Efficient Time Series Clustering: A Distance-Based Feature Engineering Framework with Minimal Hyperparameter Tuning
Abstract
Time series clustering is a critical tool used to extract valuable insights from time series data. However, challenges accompany time series clustering due to time series unique properties, such as noise and data shifts. One major challenge lies in selecting appropriate distance measures used for clustering algorithms, significantly impacting the overall clustering performance. This research introduces an improved time series clustering approach based on a novel feature extraction technique that is founded on an enhanced vector-based distance measure. Our feature extraction process, named DBFE, converts time series data into distance-based feature vectors using the enhanced distance measure, which is both efficient and hyperparameter-free, overcoming time series challenges while remaining robust to noise, outliers, and simple shifts in data.

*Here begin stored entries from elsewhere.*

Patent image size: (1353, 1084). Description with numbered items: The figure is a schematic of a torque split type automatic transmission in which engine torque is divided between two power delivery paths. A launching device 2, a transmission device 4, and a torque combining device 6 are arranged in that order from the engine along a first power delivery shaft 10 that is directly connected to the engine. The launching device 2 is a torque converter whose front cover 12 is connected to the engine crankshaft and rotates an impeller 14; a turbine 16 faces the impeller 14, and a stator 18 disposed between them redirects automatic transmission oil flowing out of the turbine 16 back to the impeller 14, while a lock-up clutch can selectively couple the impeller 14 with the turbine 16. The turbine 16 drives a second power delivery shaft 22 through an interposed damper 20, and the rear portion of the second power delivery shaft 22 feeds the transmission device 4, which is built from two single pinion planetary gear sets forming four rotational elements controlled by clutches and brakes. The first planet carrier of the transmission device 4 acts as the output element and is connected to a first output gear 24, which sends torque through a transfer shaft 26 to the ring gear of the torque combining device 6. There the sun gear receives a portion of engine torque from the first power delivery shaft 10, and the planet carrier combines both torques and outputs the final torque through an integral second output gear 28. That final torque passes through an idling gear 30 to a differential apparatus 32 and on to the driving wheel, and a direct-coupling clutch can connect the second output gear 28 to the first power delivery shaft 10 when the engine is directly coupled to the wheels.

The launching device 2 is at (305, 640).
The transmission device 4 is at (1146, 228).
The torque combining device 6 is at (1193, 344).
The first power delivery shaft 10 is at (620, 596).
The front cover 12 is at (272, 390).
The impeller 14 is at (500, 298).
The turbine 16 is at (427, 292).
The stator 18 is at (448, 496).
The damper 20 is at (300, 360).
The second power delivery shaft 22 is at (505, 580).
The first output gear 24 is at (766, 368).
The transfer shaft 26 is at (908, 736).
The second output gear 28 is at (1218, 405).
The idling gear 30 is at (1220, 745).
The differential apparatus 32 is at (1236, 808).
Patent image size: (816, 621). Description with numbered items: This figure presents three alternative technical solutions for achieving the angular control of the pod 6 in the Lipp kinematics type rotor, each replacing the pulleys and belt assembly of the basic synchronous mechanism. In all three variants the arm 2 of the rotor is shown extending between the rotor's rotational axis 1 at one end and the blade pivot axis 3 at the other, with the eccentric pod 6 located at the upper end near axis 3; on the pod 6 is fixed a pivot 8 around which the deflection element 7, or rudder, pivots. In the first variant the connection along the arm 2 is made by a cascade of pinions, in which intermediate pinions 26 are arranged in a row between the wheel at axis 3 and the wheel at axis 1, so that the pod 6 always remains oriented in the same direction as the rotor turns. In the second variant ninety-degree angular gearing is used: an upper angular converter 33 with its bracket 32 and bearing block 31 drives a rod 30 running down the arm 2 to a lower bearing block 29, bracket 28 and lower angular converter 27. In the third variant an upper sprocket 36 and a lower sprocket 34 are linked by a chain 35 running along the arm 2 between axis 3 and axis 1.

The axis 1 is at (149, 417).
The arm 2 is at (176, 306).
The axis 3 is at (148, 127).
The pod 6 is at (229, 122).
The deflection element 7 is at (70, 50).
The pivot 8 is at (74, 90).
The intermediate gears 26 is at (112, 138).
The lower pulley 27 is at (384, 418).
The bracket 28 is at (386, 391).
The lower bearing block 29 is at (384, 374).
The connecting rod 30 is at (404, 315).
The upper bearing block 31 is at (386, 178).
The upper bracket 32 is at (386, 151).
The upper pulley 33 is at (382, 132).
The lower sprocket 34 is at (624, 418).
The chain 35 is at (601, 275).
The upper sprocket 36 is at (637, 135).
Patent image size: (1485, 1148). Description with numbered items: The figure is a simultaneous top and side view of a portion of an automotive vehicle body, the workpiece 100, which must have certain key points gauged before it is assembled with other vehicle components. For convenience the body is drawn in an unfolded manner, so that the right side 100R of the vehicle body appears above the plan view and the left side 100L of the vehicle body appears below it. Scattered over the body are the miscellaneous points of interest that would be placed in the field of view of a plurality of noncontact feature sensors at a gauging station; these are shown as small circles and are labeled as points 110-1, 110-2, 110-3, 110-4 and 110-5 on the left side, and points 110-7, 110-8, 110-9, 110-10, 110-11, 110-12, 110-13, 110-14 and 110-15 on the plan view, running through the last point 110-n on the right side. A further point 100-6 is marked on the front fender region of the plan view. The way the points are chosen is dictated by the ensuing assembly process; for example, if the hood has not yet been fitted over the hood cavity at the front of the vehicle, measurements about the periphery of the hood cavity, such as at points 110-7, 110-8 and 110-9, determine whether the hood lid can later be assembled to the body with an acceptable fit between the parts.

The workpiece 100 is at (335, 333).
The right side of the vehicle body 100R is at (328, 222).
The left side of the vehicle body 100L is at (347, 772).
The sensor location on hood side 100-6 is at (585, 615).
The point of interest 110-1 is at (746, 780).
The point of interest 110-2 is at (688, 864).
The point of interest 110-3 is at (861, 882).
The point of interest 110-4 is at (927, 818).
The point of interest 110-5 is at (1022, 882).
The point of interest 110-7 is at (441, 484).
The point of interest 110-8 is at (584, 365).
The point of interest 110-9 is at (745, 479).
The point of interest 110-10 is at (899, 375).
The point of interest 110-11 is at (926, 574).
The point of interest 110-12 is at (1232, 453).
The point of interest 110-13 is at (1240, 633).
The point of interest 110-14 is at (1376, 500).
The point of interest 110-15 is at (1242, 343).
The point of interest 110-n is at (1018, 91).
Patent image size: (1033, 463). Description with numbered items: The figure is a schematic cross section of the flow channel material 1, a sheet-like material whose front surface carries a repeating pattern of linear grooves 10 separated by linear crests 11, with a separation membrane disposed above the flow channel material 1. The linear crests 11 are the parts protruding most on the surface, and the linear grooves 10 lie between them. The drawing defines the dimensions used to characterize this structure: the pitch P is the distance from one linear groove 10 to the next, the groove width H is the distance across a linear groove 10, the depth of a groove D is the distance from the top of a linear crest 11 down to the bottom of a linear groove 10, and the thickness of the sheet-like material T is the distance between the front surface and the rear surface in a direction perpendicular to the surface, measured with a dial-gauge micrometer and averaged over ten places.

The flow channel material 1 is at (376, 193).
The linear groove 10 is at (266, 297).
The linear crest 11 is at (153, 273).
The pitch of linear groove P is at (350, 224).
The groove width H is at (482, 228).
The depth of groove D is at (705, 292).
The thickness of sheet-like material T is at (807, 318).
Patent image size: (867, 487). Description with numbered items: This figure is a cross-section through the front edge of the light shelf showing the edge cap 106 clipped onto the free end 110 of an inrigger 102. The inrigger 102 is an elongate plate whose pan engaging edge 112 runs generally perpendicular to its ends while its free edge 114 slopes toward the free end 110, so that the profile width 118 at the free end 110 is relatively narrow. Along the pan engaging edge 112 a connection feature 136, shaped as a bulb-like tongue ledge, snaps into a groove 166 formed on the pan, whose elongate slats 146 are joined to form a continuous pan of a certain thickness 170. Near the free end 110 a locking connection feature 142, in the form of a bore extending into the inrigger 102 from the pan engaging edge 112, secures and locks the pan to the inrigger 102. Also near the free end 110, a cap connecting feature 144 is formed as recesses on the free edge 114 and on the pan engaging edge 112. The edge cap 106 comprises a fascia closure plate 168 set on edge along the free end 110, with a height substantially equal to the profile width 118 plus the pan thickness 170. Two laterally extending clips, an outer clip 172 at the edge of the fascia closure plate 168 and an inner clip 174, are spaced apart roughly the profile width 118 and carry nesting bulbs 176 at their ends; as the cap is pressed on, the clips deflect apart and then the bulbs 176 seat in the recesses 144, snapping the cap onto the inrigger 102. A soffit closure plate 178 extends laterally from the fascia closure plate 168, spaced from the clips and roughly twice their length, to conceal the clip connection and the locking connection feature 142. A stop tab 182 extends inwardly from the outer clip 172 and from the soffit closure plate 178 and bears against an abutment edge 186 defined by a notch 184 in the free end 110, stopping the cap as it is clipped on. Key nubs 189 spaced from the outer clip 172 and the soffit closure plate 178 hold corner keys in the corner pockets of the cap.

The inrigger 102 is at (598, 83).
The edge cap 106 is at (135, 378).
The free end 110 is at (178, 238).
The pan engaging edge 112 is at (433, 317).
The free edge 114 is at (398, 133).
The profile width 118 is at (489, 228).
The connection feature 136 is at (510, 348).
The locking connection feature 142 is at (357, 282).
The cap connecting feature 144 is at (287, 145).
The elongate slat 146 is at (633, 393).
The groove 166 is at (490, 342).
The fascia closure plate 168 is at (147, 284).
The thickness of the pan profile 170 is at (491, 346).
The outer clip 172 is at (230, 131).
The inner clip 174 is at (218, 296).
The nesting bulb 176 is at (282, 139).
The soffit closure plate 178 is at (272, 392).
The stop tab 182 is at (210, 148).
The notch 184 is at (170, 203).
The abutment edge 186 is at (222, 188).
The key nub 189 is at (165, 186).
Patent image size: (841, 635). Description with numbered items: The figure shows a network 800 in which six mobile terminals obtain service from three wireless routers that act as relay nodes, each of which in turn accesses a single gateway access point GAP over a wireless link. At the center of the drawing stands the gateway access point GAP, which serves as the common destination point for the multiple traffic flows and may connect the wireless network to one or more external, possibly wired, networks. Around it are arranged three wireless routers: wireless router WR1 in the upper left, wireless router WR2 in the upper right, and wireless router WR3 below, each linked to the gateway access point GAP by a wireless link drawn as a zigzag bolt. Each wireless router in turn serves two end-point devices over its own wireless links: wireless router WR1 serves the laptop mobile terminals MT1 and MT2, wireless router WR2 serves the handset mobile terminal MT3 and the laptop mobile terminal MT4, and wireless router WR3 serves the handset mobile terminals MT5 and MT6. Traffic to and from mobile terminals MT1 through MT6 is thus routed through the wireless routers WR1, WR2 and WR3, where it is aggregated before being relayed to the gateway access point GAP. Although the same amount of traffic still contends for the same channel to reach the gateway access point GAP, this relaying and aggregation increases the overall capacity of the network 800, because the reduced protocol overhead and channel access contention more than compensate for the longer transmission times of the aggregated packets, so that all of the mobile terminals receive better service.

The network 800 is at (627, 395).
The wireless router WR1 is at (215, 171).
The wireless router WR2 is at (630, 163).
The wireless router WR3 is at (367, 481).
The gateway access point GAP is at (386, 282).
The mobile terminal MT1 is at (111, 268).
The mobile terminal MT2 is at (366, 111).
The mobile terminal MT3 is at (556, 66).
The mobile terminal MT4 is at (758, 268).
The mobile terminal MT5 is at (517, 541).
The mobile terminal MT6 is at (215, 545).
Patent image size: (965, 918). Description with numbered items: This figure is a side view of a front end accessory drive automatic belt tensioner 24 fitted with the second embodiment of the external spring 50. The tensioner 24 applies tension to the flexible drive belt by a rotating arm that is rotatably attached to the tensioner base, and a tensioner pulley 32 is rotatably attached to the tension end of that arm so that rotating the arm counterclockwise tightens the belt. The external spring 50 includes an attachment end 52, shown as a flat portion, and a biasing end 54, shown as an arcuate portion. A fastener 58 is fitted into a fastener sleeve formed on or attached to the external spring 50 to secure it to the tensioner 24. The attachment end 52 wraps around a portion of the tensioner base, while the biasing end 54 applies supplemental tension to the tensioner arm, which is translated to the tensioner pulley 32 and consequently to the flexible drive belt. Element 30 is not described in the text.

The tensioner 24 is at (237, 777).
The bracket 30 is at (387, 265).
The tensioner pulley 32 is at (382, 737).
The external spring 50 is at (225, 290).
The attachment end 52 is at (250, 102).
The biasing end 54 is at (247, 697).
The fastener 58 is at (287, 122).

Experimental results show that our proposed approach enhances clustering performance compared to state-of-the-art methods. When tested on 22 time series datasets and compared with traditional clustering approaches, clustering over DBFE resulted in better clustering results on 18 datasets, equivalent results on two datasets, and only failed on two datasets, one of which is not suitable for clustering and the other is too small to evaluate on. DBFE has also been expanded to multivariate data and, hence, is suitable for a wider range of time series applications in various domains such as medicine, finance, and marketing. By applying this enhanced clustering approach, researchers could more accurately discover patterns, detect anomalies, and recognize dynamic changes in data.